TSE estabelece regras rigorosas para uso de inteligência artificial nas eleições de 2026
TSE aprova regras para uso de IA na propaganda eleitoral de 2026

Tribunal Superior Eleitoral define diretrizes para inteligência artificial nas campanhas de 2026

O Tribunal Superior Eleitoral (TSE) aprovou nesta terça-feira, dia 3, um conjunto abrangente de regras que regulamentam o uso de inteligência artificial na propaganda eleitoral para as eleições de 2026. A medida tem como objetivo central enfrentar os desafios da desinformação e coibir práticas ilícitas que possam comprometer a integridade do processo democrático.

Combate à desinformação e responsabilização das plataformas

Uma das principais preocupações do TSE é o combate sistemático à desinformação e ao uso indevido de tecnologias de IA. As novas normas estabelecem que plataformas digitais, ao identificarem conteúdo eleitoral irregular ou serem notificadas por usuários, devem adotar providências imediatas para interromper o impulsionamento e o acesso a esse material. Essa exigência reforça a responsabilidade das empresas de tecnologia na manutenção de um ambiente eleitoral saudável.

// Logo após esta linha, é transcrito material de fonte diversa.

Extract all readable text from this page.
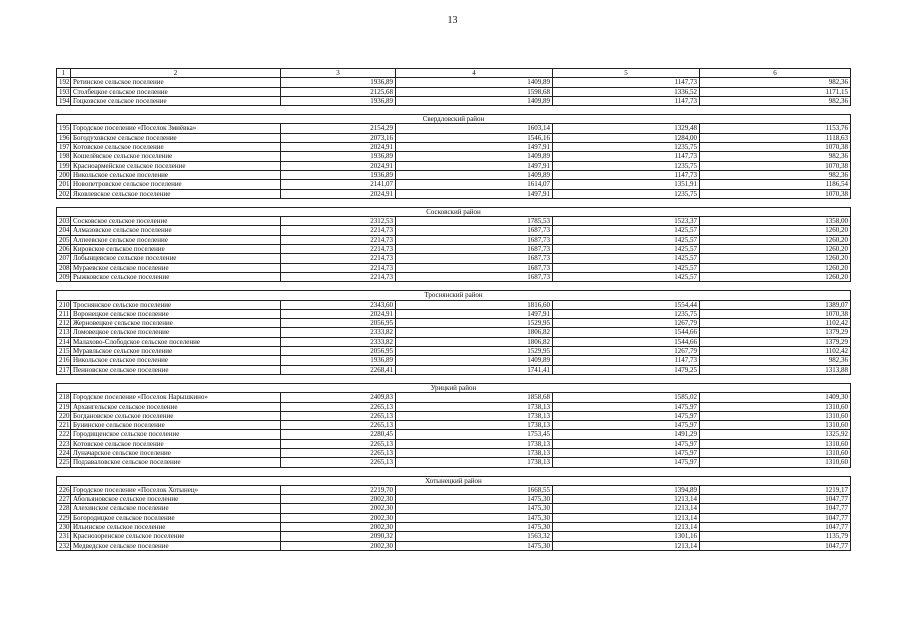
13
1	2	3	4	5	6
192	Ретинское сельское поселение	1936,89	1409,89	1147,73	982,36
193	Столбецкое сельское поселение	2125,68	1598,68	1336,52	1171,15
194	Гоцковское сельское поселение	1936,89	1409,89	1147,73	982,36

Свердловский район					
195	Городское поселение «Поселок Змиёвка»	2154,29	1603,14	1329,48	1153,76
196	Богодуховское сельское поселение	2073,16	1546,16	1284,00	1118,63
197	Котовское сельское поселение	2024,91	1497,91	1235,75	1070,38
198	Кошелёвское сельское поселение	1936,89	1409,89	1147,73	982,36
199	Красноармейское сельское поселение	2024,91	1497,91	1235,75	1070,38
200	Никольское сельское поселение	1936,89	1409,89	1147,73	982,36
201	Новопетровское сельское поселение	2141,07	1614,07	1351,91	1186,54
202	Яковлевское сельское поселение	2024,91	1497,91	1235,75	1070,38

Сосковский район					
203	Сосковское сельское поселение	2312,53	1785,53	1523,37	1358,00
204	Алмазовское сельское поселение	2214,73	1687,73	1425,57	1260,20
205	Алпеевское сельское поселение	2214,73	1687,73	1425,57	1260,20
206	Кировское сельское поселение	2214,73	1687,73	1425,57	1260,20
207	Лобынцевское сельское поселение	2214,73	1687,73	1425,57	1260,20
208	Мураевское сельское поселение	2214,73	1687,73	1425,57	1260,20
209	Рыжковское сельское поселение	2214,73	1687,73	1425,57	1260,20

Троснянский район					
210	Троснянское сельское поселение	2343,60	1816,60	1554,44	1389,07
211	Воронецкое сельское поселение	2024,91	1497,91	1235,75	1070,38
212	Жерновецкое сельское поселение	2056,95	1529,95	1267,79	1102,42
213	Ломовецкое сельское поселение	2333,82	1806,82	1544,66	1379,29
214	Малахово-Слободское сельское поселение	2333,82	1806,82	1544,66	1379,29
215	Муравльское сельское поселение	2056,95	1529,95	1267,79	1102,42
216	Никольское сельское поселение	1936,89	1409,89	1147,73	982,36
217	Пенновское сельское поселение	2268,41	1741,41	1479,25	1313,88

Урицкий район					
218	Городское поселение «Поселок Нарышкино»	2409,83	1858,68	1585,02	1409,30
219	Архангельское сельское поселение	2265,13	1738,13	1475,97	1310,60
220	Богдановское сельское поселение	2265,13	1738,13	1475,97	1310,60
221	Бунинское сельское поселение	2265,13	1738,13	1475,97	1310,60
222	Городищенское сельское поселение	2280,45	1753,45	1491,29	1325,92
223	Котовское сельское поселение	2265,13	1738,13	1475,97	1310,60
224	Луначарское сельское поселение	2265,13	1738,13	1475,97	1310,60
225	Подзаваловское сельское поселение	2265,13	1738,13	1475,97	1310,60

Хотынецкий район					
226	Городское поселение «Поселок Хотынец»	2219,70	1668,55	1394,89	1219,17
227	Абольяновское сельское поселение	2002,30	1475,30	1213,14	1047,77
228	Алехинское сельское поселение	2002,30	1475,30	1213,14	1047,77
229	Богородицкое сельское поселение	2002,30	1475,30	1213,14	1047,77
230	Ильинское сельское поселение	2002,30	1475,30	1213,14	1047,77
231	Краснозоренское сельское поселение	2090,32	1563,32	1301,16	1135,79
232	Медведское сельское поселение	2002,30	1475,30	1213,14	1047,77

Proibições específicas em períodos críticos

O TSE incluiu uma norma de extrema importância que proíbe totalmente a divulgação de qualquer novo conteúdo produzido por inteligência artificial que modifique imagem ou voz de candidato durante um período específico: 72 horas antes e 24 horas depois da eleição. Esta proibição é abrangente e se aplica inclusive a conteúdos produzidos pelas próprias campanhas eleitorais, visando evitar manipulações de última hora que possam influenciar indevidamente os eleitores.

Restrições ao funcionamento dos algoritmos

As ferramentas de inteligência artificial também estão expressamente proibidas de sugerir candidatos aos eleitores. O TSE busca com esta medida evitar que algoritmos de recomendação possam favorecer alguma candidatura de forma não transparente, garantindo que a escolha do eleitor seja baseada em informações autênticas e não em manipulações tecnológicas.

Regras gerais para produção de conteúdo

Fora do período crítico mencionado, o Tribunal reforçou que continua rigorosamente proibido fabricar ou manipular vídeos e áudios com o propósito de distorcer fatos e imagens que possam prejudicar ou favorecer indevidamente uma candidatura. No entanto, os candidatos têm permissão para utilizar inteligência artificial em suas campanhas, por exemplo, para produzir músicas ou peças publicitárias criativas.

Exigências de transparência e identificação

Quando utilizarem essas ferramentas, os candidatos terão que cumprir com exigências claras de transparência:

  • Deixar explícito e em destaque que o conteúdo publicado foi criado por inteligência artificial
  • Informar de forma transparente quando o eleitor estiver interagindo com robôs ou sistemas automatizados gerados por essas ferramentas

Consequências para o descumprimento

Propagandas que não respeitarem esta nova legislação deverão ser imediatamente retiradas pelas plataformas na internet ou por determinação judicial. As consequências podem ser graves para os candidatos, incluindo a possibilidade de cassação do registro eleitoral, demonstrando o compromisso do TSE com a aplicação rigorosa das normas.

Estas regras representam um marco importante na adaptação da legislação eleitoral brasileira aos desafios tecnológicos contemporâneos, equilibrando a inovação com a necessária proteção da integridade do processo democrático.